Le jour où elle a appris que le duo qu'elle forme avec la chanteuse juive Noa allait représenter Israël au concours Eurovision 2009, Mira Awad était rivée à son écran de télévision, en train de suivre l'offensive israélienne dans la bande de Gaza.

Cette Arabe israélienne était atterrée en voyant les bombes tomber sur Gaza. Mais cela ne l'a pas empêchée de joindre sa voix à celle de Noa pour chanter There Must Be Another Way, la chanson pacifiste qu'elles présentent à la finale du concours de chanson européenne qui se tient aujourd'hui à Moscou.

 

«La peine n'a pas une seule adresse, je pleure pour nous deux», chanteront les deux artistes sur l'estrade moscovite où elles portent les couleurs de l'État hébreu.

Noa s'appelle en vérité Achinoam Nini. C'est une Juive israélienne originaire du Yémen.

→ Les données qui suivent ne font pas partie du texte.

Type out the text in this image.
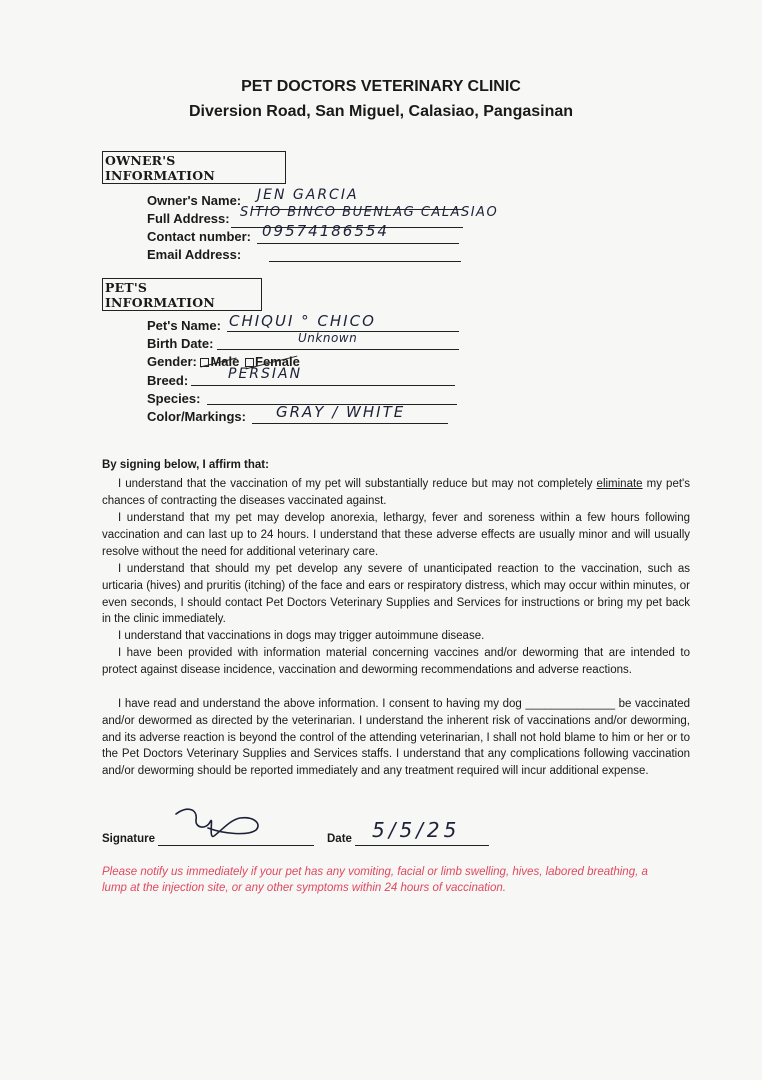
PET DOCTORS VETERINARY CLINIC
Diversion Road, San Miguel, Calasiao, Pangasinan
OWNER'S INFORMATION
Owner's Name: JEN GARCIA
Full Address: SITIO BINCO BUENLAG CALASIAO
Contact number: 09574186554
Email Address:
PET'S INFORMATION
Pet's Name: CHIQUI ° CHICO
Birth Date:	Unknown
Gender: Male Female
Breed:	PERSIAN
Species:
Color/Markings: GRAY / WHITE
By signing below, I affirm that:
I understand that the vaccination of my pet will substantially reduce but may not completely eliminate my pet's chances of contracting the diseases vaccinated against.
I understand that my pet may develop anorexia, lethargy, fever and soreness within a few hours following vaccination and can last up to 24 hours. I understand that these adverse effects are usually minor and will usually resolve without the need for additional veterinary care.
I understand that should my pet develop any severe of unanticipated reaction to the vaccination, such as urticaria (hives) and pruritis (itching) of the face and ears or respiratory distress, which may occur within minutes, or even seconds, I should contact Pet Doctors Veterinary Supplies and Services for instructions or bring my pet back in the clinic immediately.
I understand that vaccinations in dogs may trigger autoimmune disease.
I have been provided with information material concerning vaccines and/or deworming that are intended to protect against disease incidence, vaccination and deworming recommendations and adverse reactions.
I have read and understand the above information. I consent to having my dog ______________ be vaccinated and/or dewormed as directed by the veterinarian. I understand the inherent risk of vaccinations and/or deworming, and its adverse reaction is beyond the control of the attending veterinarian, I shall not hold blame to him or her or to the Pet Doctors Veterinary Supplies and Services staffs. I understand that any complications following vaccination and/or deworming should be reported immediately and any treatment required will incur additional expense.
Signature	Date 5/5/25
Please notify us immediately if your pet has any vomiting, facial or limb swelling, hives, labored breathing, a lump at the injection site, or any other symptoms within 24 hours of vaccination.
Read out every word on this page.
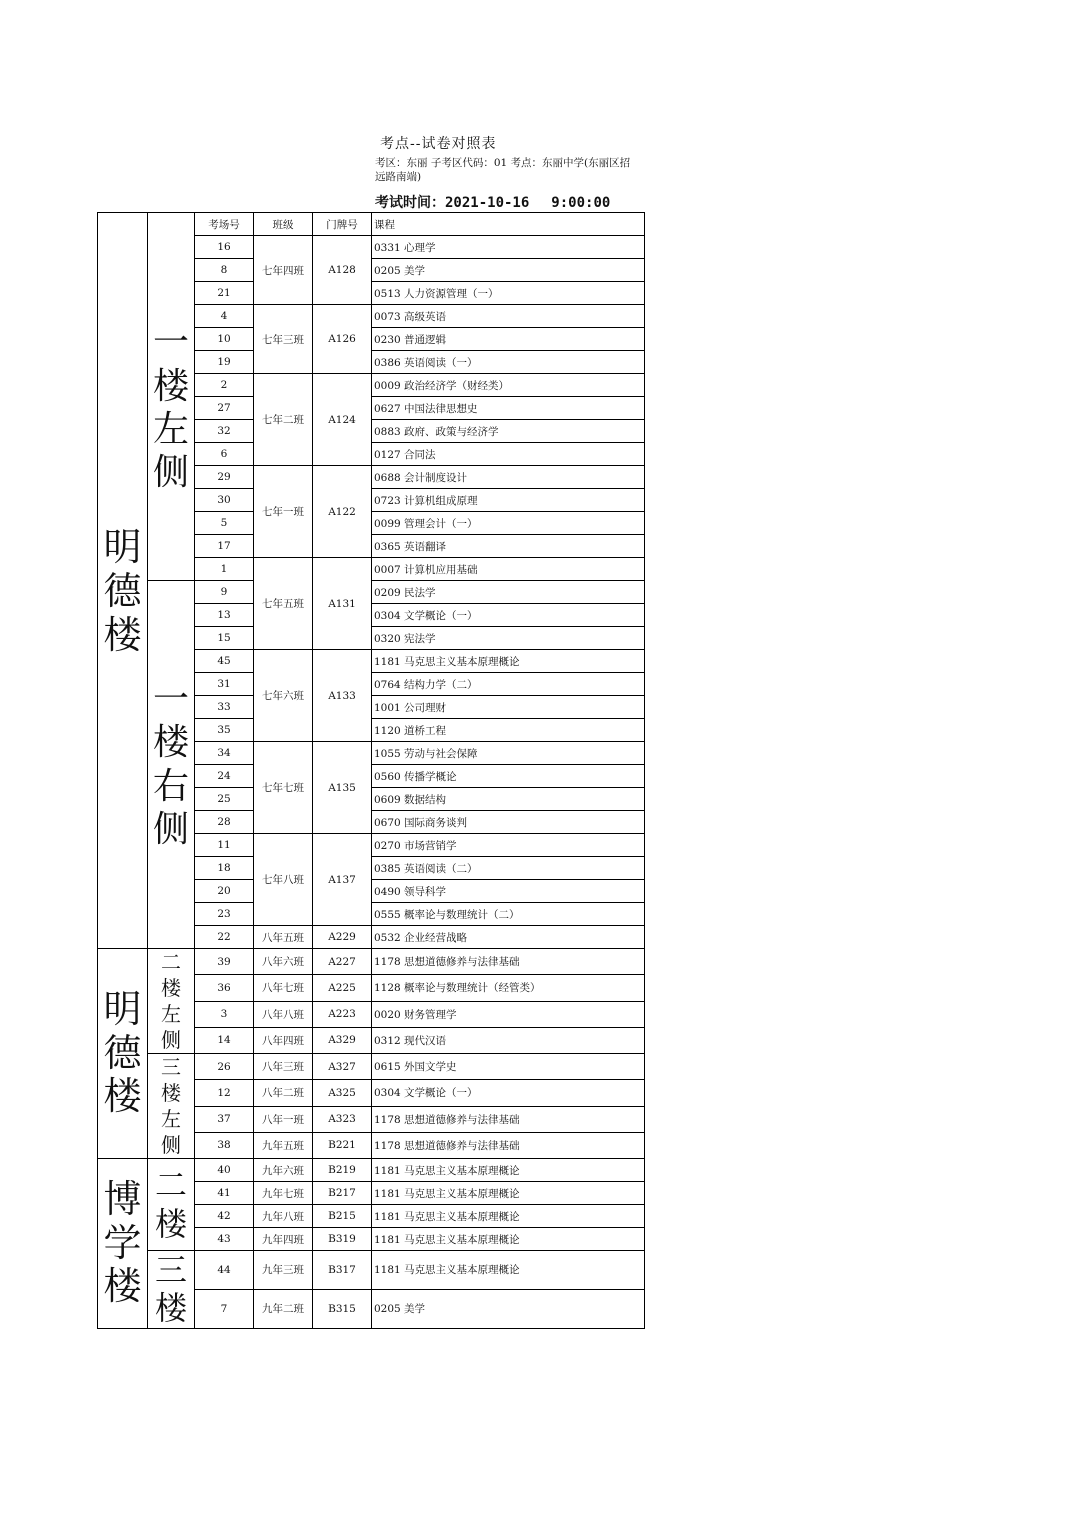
考点--试卷对照表
考区：东丽 子考区代码：01 考点：东丽中学(东丽区招远路南端)
考试时间：2021-10-16 9:00:00
		考场号	班级	门牌号	课程
明德楼	一楼左侧	16	七年四班	A128	0331 心理学
		8			0205 美学
		21			0513 人力资源管理（一）
		4	七年三班	A126	0073 高级英语
		10			0230 普通逻辑
		19			0386 英语阅读（一）
		2	七年二班	A124	0009 政治经济学（财经类）
		27			0627 中国法律思想史
		32			0883 政府、政策与经济学
		6			0127 合同法
		29	七年一班	A122	0688 会计制度设计
		30			0723 计算机组成原理
		5			0099 管理会计（一）
		17			0365 英语翻译
		1	七年五班	A131	0007 计算机应用基础
	一楼右侧	9			0209 民法学
		13			0304 文学概论（一）
		15			0320 宪法学
		45	七年六班	A133	1181 马克思主义基本原理概论
		31			0764 结构力学（二）
		33			1001 公司理财
		35			1120 道桥工程
		34	七年七班	A135	1055 劳动与社会保障
		24			0560 传播学概论
		25			0609 数据结构
		28			0670 国际商务谈判
		11	七年八班	A137	0270 市场营销学
		18			0385 英语阅读（二）
		20			0490 领导科学
		23			0555 概率论与数理统计（二）
		22	八年五班	A229	0532 企业经营战略
明德楼	二楼左侧	39	八年六班	A227	1178 思想道德修养与法律基础
		36	八年七班	A225	1128 概率论与数理统计（经管类）
		3	八年八班	A223	0020 财务管理学
		14	八年四班	A329	0312 现代汉语
	三楼左侧	26	八年三班	A327	0615 外国文学史
		12	八年二班	A325	0304 文学概论（一）
		37	八年一班	A323	1178 思想道德修养与法律基础
		38	九年五班	B221	1178 思想道德修养与法律基础
博学楼	二楼	40	九年六班	B219	1181 马克思主义基本原理概论
		41	九年七班	B217	1181 马克思主义基本原理概论
		42	九年八班	B215	1181 马克思主义基本原理概论
		43	九年四班	B319	1181 马克思主义基本原理概论
	三楼	44	九年三班	B317	1181 马克思主义基本原理概论
		7	九年二班	B315	0205 美学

Mira Awad est une Arabe israélienne chrétienne, originaire de Galilée.

Dénoncer un conflit

Les deux femmes ont uni leurs voix pour dénoncer un conflit en apparence de plus en plus insoluble, entre deux peuples qui, pourtant, se ressemblent.

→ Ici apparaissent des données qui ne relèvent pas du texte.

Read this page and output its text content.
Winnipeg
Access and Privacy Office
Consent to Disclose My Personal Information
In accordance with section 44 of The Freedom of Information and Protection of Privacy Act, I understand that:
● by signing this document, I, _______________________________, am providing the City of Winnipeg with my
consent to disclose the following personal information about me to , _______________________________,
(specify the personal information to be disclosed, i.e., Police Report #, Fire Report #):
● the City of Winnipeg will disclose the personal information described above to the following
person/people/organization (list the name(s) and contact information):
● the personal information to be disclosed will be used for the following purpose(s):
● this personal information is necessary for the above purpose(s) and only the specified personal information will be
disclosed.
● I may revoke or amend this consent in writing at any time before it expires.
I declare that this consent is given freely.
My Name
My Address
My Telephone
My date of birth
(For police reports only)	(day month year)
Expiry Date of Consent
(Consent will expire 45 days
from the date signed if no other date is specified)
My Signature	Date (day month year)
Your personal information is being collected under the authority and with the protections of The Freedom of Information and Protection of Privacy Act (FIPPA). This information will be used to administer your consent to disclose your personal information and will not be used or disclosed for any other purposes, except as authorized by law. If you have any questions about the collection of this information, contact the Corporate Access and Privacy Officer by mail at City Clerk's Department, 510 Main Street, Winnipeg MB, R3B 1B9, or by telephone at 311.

«Mira a la peau claire et les yeux verts et elle est Arabe, moi, j'ai la peau et les yeux sombres et je suis une Juive israélienne, même notre apparence prête à confusion», dit Noa dans une entrevue diffusée sur YouTube. «Tout est comme ça, ajoute-t-elle en montrant ses doigts entremêlés. Mira et moi, nous sommes pareilles.»

Mais pareilles ou pas, les deux femmes ont suscité des réactions, de part et d'autre de la ligne ethnique qui les sépare.

Pour les Palestiniens, le duo qui représente Israël aujourd'hui à Moscou n'est qu'un paravent servant à donner une meilleure image d'Israël.

«Chaque brique dans le mur de cette image truquée permet à l'armée israélienne de lancer 10 nouvelles tonnes d'explosifs et de bombes au phosphore», dénoncent les signataires d'une pétition qui demandent à Mira Awad de se retirer du concours.

Noa se trouve aussi entre deux feux. Ses prestations à l'étranger attirent dorénavant des manifestants anti-israéliens. Mais cela ne la rend pas plus présentable auprès de la droite israélienne, qui la qualifie de «cinquième colonne au sein de l'État».

La minorité arabe représente 20% de la population israélienne. Pourtant, Israël n'avait encore jamais envoyé de chanteur arabe au concours Eurovision, où il a déjà été représenté par un transsexuel, et par un Juif noir.

Les deux chanteuses ne se font pas d'illusions: «Nous savons que notre duo n'apportera pas la paix», disent-elles. Mais elles espèrent que leurs chansons contribueront à encourager ceux qui croient que la paix est possible.